Most people praised Sky's uncluttered coverage, but its grouchy anchor Eamonn Holmes would have preferred the BBC studio to his leaky canvas canopy. The Northern Irishman began the afternoon with the necessary platitudes about bad weather being all part of the fun, but ended it by whinging incessantly about his soggy back.


Sky's Jubilee team also featured Adam Boulton, Adam Boulton's bright pink jacket and the rolling news channel's resident soft-porn novelist, Kay Burley. Ms Burley accosted a pair of young monarchists on the South Bank. "Are you brother and sister?" she asked. "No," they replied, "we're both brothers." In Kay's defence, the boys were wearing Union Jack perm wigs.


Meanwhile, back on the Beeb, sports commentator Paul Dickenson was still working his way through his Thesaurus. Not a single boat went by without being awarded a hyperbolic adjective: splendid, magnificent, fabulous, majestic. Dickenson briefly became a trending topic, thanks to his repeated assertion that this might be "the BBC's Canaletto Moment". Wishful thinking, I fear.
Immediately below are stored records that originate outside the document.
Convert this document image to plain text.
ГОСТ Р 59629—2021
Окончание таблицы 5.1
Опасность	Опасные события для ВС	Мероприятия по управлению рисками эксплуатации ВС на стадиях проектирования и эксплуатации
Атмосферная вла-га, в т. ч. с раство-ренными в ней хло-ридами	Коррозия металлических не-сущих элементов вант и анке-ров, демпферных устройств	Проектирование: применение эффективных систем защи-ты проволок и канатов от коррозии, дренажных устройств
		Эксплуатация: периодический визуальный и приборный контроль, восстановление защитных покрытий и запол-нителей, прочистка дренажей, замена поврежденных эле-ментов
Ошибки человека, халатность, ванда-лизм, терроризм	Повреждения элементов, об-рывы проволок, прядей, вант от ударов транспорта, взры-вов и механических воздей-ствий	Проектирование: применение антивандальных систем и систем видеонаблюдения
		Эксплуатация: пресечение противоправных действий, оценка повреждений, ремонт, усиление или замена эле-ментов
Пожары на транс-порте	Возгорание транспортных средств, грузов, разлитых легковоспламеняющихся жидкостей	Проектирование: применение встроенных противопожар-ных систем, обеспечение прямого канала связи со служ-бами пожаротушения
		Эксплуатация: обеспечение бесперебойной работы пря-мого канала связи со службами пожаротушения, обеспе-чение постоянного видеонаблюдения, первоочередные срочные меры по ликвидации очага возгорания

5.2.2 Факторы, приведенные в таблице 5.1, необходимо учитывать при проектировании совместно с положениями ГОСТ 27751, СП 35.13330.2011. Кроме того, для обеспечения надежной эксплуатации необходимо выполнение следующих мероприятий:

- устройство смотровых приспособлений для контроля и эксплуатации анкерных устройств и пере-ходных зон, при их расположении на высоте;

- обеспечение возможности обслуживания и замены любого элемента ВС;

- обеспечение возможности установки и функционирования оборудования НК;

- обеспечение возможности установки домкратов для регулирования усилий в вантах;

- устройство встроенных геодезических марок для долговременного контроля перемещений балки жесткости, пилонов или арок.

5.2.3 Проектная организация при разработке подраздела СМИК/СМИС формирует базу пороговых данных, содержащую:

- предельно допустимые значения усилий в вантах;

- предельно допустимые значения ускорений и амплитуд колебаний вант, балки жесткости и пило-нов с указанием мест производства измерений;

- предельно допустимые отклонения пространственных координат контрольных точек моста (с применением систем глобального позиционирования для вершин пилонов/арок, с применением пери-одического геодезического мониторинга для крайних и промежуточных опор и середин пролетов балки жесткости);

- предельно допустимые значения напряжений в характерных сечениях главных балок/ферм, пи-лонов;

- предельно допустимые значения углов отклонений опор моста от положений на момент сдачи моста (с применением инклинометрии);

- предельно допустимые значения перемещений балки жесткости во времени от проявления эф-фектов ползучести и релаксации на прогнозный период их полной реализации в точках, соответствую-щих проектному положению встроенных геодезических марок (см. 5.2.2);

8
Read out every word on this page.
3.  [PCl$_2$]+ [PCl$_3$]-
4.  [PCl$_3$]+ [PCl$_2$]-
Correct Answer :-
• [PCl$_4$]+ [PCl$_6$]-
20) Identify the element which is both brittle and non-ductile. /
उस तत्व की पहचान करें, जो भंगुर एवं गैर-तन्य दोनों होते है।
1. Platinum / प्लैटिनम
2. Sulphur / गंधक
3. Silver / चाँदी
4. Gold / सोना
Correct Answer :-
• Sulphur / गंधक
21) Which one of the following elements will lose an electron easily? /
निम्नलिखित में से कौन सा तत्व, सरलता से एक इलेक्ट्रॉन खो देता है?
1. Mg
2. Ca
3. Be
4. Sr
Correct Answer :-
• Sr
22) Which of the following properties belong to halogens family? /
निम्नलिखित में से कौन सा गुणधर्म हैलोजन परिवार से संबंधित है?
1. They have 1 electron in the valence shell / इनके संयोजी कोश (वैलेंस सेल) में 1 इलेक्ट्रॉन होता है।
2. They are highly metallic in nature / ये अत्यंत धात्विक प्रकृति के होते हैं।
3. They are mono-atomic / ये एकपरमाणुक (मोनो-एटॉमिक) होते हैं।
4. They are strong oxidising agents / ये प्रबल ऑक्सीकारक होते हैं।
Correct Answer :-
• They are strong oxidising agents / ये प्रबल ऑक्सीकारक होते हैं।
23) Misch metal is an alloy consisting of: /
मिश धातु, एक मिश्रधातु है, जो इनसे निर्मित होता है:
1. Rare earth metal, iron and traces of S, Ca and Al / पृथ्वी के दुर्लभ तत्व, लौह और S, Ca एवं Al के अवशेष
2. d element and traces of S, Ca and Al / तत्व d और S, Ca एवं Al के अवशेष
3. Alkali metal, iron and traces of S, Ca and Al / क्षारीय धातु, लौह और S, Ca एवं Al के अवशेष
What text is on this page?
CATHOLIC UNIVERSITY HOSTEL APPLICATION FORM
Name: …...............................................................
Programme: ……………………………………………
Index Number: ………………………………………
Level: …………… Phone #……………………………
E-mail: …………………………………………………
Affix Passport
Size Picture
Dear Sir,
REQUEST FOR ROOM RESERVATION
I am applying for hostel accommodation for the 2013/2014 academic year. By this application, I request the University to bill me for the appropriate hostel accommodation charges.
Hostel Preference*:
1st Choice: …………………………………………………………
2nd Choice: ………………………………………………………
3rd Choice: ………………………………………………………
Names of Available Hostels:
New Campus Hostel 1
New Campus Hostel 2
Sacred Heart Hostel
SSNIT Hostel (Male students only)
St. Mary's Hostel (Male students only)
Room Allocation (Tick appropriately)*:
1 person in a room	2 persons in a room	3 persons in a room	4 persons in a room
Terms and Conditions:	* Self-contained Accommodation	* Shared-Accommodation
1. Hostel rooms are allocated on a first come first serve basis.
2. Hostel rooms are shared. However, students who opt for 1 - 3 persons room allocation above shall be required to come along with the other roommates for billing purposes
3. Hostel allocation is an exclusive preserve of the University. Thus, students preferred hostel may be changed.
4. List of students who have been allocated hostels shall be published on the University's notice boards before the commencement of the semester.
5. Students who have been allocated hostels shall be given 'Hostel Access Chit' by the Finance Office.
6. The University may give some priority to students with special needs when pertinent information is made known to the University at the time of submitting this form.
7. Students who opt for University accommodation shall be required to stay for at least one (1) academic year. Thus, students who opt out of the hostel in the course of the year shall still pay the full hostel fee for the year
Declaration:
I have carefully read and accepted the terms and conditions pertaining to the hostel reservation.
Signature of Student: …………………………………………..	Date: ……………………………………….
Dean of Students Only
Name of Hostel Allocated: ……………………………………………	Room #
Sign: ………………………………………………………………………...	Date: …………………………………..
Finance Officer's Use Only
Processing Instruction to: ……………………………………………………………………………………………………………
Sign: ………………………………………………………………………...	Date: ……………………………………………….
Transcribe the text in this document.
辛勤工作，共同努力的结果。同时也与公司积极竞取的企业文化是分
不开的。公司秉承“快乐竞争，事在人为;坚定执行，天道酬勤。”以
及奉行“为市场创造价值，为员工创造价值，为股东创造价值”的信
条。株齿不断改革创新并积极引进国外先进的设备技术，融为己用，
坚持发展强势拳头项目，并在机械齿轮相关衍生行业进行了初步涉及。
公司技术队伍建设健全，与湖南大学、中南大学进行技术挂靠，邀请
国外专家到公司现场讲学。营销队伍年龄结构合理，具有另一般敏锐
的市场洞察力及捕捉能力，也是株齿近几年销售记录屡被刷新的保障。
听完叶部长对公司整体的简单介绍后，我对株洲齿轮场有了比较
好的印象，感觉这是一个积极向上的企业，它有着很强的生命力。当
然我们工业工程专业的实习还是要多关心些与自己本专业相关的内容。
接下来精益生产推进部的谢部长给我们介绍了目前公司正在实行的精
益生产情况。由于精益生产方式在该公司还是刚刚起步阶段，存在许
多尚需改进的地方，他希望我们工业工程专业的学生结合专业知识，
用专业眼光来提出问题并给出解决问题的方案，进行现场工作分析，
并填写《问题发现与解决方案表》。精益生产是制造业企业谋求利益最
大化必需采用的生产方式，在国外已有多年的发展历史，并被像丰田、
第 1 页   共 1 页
It all seemed to be going rather well for doughty John Sergeant on Westminster Bridge, listening to Richard E Grant recite Wordsworth. Until Sergeant discussed with BBC weatherperson Carol Kirkwood how it had been similarly damp on the day of the Coronation: "You were around to see the Coronation, weren't you Carol?" No she wasn't, you old rascal. She was born in 1962!


As the Spirit of Chartwell ferried the Queen between the raised halves of Tower Bridge, the BBC cut instead to HMS Belfast, where Fearne Cotton was talking loudly at war veterans. "Cor," she yelled at one of the heroic old buffers, "you got hit by a torpedo, didn't you, and held on to a dead shark!" Remarkably, the story was true.


Was it a beige hydrangea, or roadkill hedgehog? Either way, Tess Daly's fascinator did its job, keeping viewers interested during her all-too-frequent reports from the bandstand in Battersea Park.


It's Anneka Rice! Back from oblivion! And chatting with the aspiring Canalettos who'd painted the scene. But paint and rain proved an unfortunate combination. When one lady revealed her handiwork, transformed by the weather into a Rorschach test, the presenter insisted it was Monet-esque. More like something Mark Rothko might've painted when he was suicidal.